Hah! I assume you would have to do exactly that. And of course it's scriptable. This is Linux! :grin:

The script shouldn't be too complicated either. I'd guess it would just iterate over the files, grab the file ctime (inode change time, not to be confused with data modification time) with something like `stat -L --printf='%Z' [FILE]`, set the system time with `date +%s -s @[TIMESTAMP]`, then copy the file over. Rinse and repeat. This is probably a bit slower than a straight copy, but you don't have to copy the whole folder in one go.

The resulting timestamps will differ just slightly from the originals, because there'll be a tiny delay between you setting the time and the subsequent copy operation creating the target file. It's also possible that this does not even work.

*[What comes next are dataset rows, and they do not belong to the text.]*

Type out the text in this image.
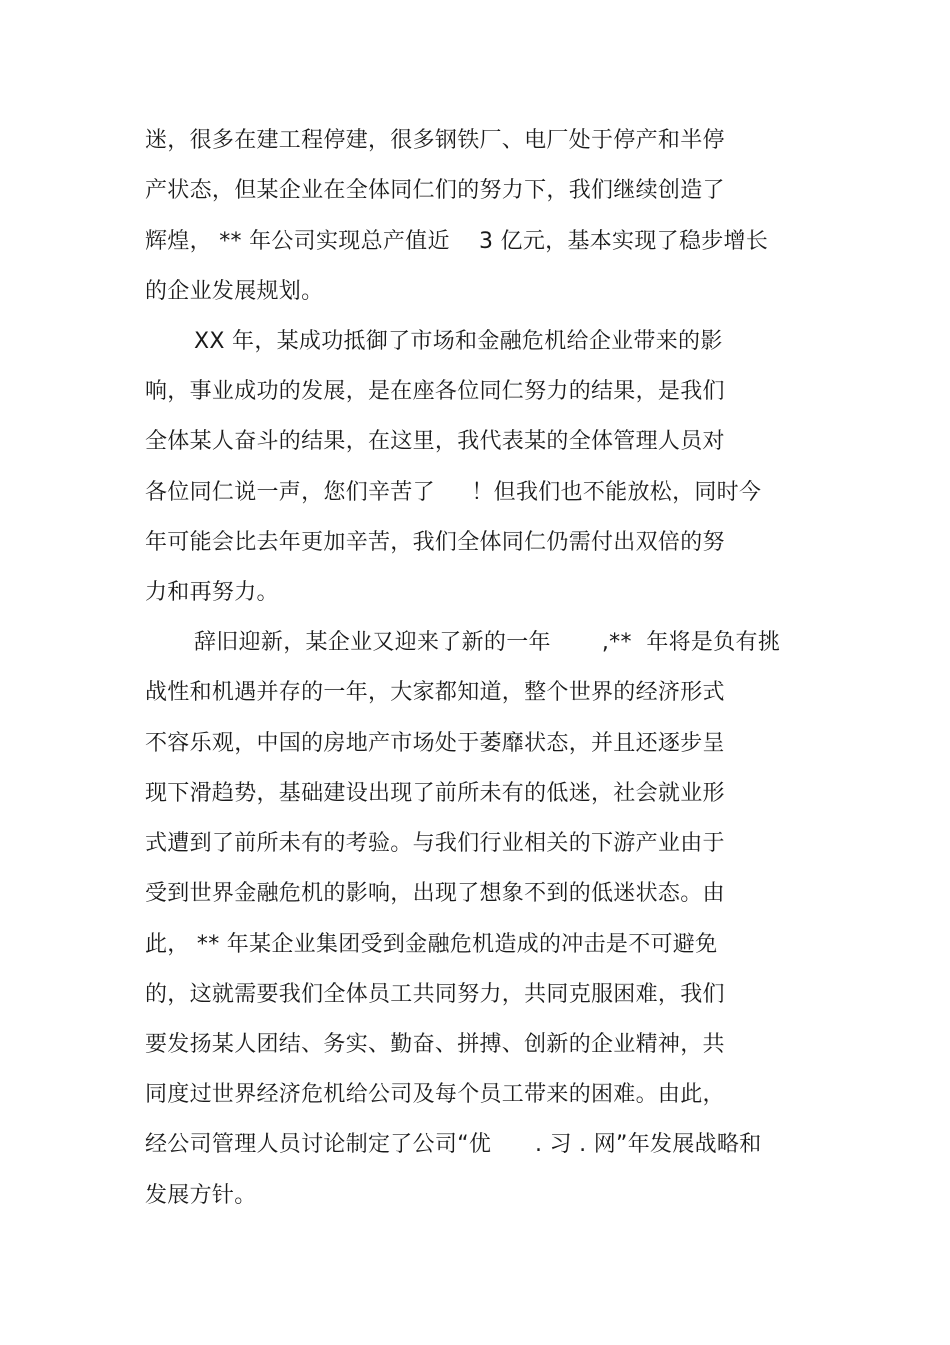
迷，很多在建工程停建，很多钢铁厂、电厂处于停产和半停
产状态，但某企业在全体同仁们的努力下，我们继续创造了
辉煌， ** 年公司实现总产值近    3 亿元，基本实现了稳步增长
的企业发展规划。
XX 年，某成功抵御了市场和金融危机给企业带来的影
响，事业成功的发展，是在座各位同仁努力的结果，是我们
全体某人奋斗的结果，在这里，我代表某的全体管理人员对
各位同仁说一声，您们辛苦了     ！但我们也不能放松，同时今
年可能会比去年更加辛苦，我们全体同仁仍需付出双倍的努
力和再努力。
辞旧迎新，某企业又迎来了新的一年       ,**  年将是负有挑
战性和机遇并存的一年，大家都知道，整个世界的经济形式
不容乐观，中国的房地产市场处于萎靡状态，并且还逐步呈
现下滑趋势，基础建设出现了前所未有的低迷，社会就业形
式遭到了前所未有的考验。与我们行业相关的下游产业由于
受到世界金融危机的影响，出现了想象不到的低迷状态。由
此， ** 年某企业集团受到金融危机造成的冲击是不可避免
的，这就需要我们全体员工共同努力，共同克服困难，我们
要发扬某人团结、务实、勤奋、拼搏、创新的企业精神，共
同度过世界经济危机给公司及每个员工带来的困难。由此，
经公司管理人员讨论制定了公司“优      . 习 . 网”年发展战略和
发展方针。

I haven't tested any of the above, and I'm not going to.

Stat might also be able to return the actual file "birth time" if your coreutils package is recent enough and you use a file system that stores it. You can grab that into a variable with `stat -L --printf='%W'`. Most Linux software doesn't read or make any use of this timestamp though.

Note that messing with your system time will mess up timestamps for any processes writing logs or files at the same time, so you might want to use a live USB so your actual system is unaffected. Or something like that.

If you end up actually doing this, you've certainly got my respect for the dedication. I still don't see the point, but who cares. Tinkering is fun.